I live in Merseyside. I have never had a problem getting melatonin prescribed for ds.I explained years ago to paediatrician that ds was having trouble sleeping through the night and he prescribed virtually straight away.Paed already knew he had sleeping problems but it was the effect on the rest of the family that he got prescribed melatonin(ds would keep us up for around 5hrs a night)

Also why dont you try natural remedies rather than taking a few of his tablets.If my mind is working overtime I usually get a cup of chamomile tea(tbags from supermarket)and that does work for me.Also I spray my pillows with lavender and that helps, but be careful too much lavender has the opposite effect.Natural remedies are far cheaper than £20 a supply.Just give it a try. Hope this helps.

mieow Tue 29-Jul-03 23:09:18

My DD is standing upstairs shouting at me. She has been awake since 8:30pm (she goes down at 6pm) I have put her back in bed a number of times and she just keeps getting out.
I had her into a great sleeping pattern till DH came off nights and onto days. She now gets up every night, shouts and screams at me. She has Cerebral Palsy and has Learning and speech problems. I am fed up with this every night and have decided to be tough but she isn't going to sleep. What should I do? She is wide awake up there and its doing my head in.

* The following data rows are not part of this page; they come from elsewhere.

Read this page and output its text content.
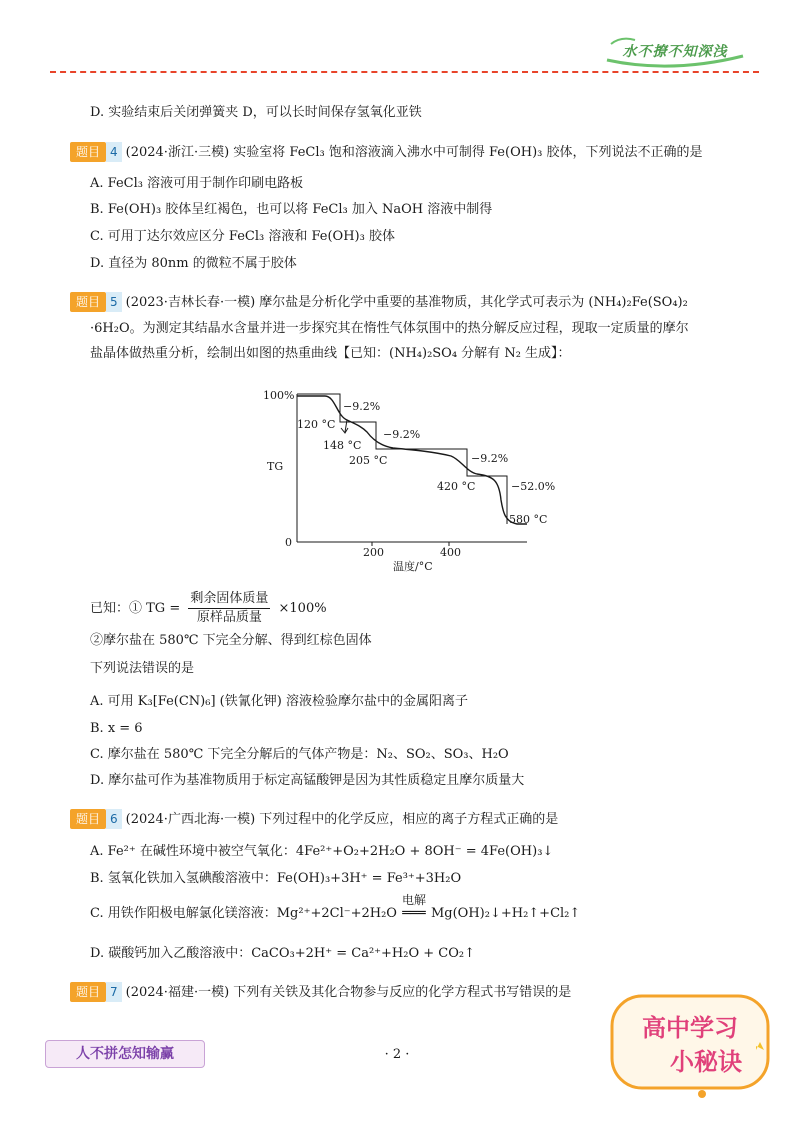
水不撩不知深浅
D. 实验结束后关闭弹簧夹 D，可以长时间保存氢氧化亚铁
题目 4 (2024·浙江·三模) 实验室将 FeCl₃ 饱和溶液滴入沸水中可制得 Fe(OH)₃ 胶体，下列说法不正确的是
A. FeCl₃ 溶液可用于制作印刷电路板
B. Fe(OH)₃ 胶体呈红褐色，也可以将 FeCl₃ 加入 NaOH 溶液中制得
C. 可用丁达尔效应区分 FeCl₃ 溶液和 Fe(OH)₃ 胶体
D. 直径为 80nm 的微粒不属于胶体
题目 5 (2023·吉林长春·一模) 摩尔盐是分析化学中重要的基准物质，其化学式可表示为 (NH₄)₂Fe(SO₄)₂
·6H₂O。为测定其结晶水含量并进一步探究其在惰性气体氛围中的热分解反应过程，现取一定质量的摩尔
盐晶体做热重分析，绘制出如图的热重曲线【已知：(NH₄)₂SO₄ 分解有 N₂ 生成】：
100%
0
TG
200	400
温度/°C
−9.2%
−9.2%
−9.2%
−52.0%
120 °C
148 °C
205 °C
420 °C
580 °C
已知：① TG = $\frac{\text{剩余固体质量}}{\text{原样品质量}} \times 100\%$
②摩尔盐在 580℃ 下完全分解、得到红棕色固体
下列说法错误的是
A. 可用 K₃[Fe(CN)₆] (铁氰化钾) 溶液检验摩尔盐中的金属阳离子
B. x = 6
C. 摩尔盐在 580℃ 下完全分解后的气体产物是：N₂、SO₂、SO₃、H₂O
D. 摩尔盐可作为基准物质用于标定高锰酸钾是因为其性质稳定且摩尔质量大
题目 6 (2024·广西北海·一模) 下列过程中的化学反应，相应的离子方程式正确的是
A. Fe²⁺ 在碱性环境中被空气氧化：4Fe²⁺+O₂+2H₂O + 8OH⁻ = 4Fe(OH)₃↓
B. 氢氧化铁加入氢碘酸溶液中：Fe(OH)₃+3H⁺ = Fe³⁺+3H₂O
C. 用铁作阳极电解氯化镁溶液：Mg²⁺+2Cl⁻+2H₂O
电解
═══ Mg(OH)₂↓+H₂↑+Cl₂↑
D. 碳酸钙加入乙酸溶液中：CaCO₃+2H⁺ = Ca²⁺+H₂O + CO₂↑
题目 7 (2024·福建·一模) 下列有关铁及其化合物参与反应的化学方程式书写错误的是
人不拼怎知输赢	· 2 ·
高中学习
小秘诀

mrsforgetful Tue 29-Jul-03 23:47:05

MIEOW-'chamomilla' homeopathic remedy - drops added to water and excellent at calming my Autistic/ADHD son when he was a baby/toddler- the one i bought made by 'welleda' and available in Holland and Barrat-thinking of you!X

mieow Thu 31-Jul-03 12:31:59

She woke up last night at 9pm, I went up and put her back in bed 3 times and she was asleep by 10pm. Hopefully tonight she will fall back to sleep quicker

Davros Thu 31-Jul-03 13:03:57

Sorry Mieow, forgotten how old she is. Maybe 6pm is too early? My son went to bed at 7.30pm for about 3 years but then grew out of it and just kept getting up, wouldn't settle so we eventually switched bedtime to 9.30pm. I know this sounds very late but its realistic for us now but he's nearly 8, we switched about 1.5 years ago as we were flogging a dead horse with 7.30pm. He sleeps through until about 7.30am with the occasinal wake up. I really didn't want his bedtime to get later but its better than going up and down like the lodger's nightshirt!

mieow Thu 31-Jul-03 18:37:12

If you don't put her to bed at 6pm she just falls asleep downstairs half an hour later LOL, all my kids get up at 7am, which is great during term time but not the hols (I want a lie-in!!! )
She gets tired around 5:30pm and goes to sleep easy but she has got into a routine of getting up at 9pm. She was very good last night, only a hour, hardly any screamimg and only took me putting her back to bed 3 times to get her back to sleep. The night before was 3 hours of screamimg and me going up about 20 times and putting her back into her bed.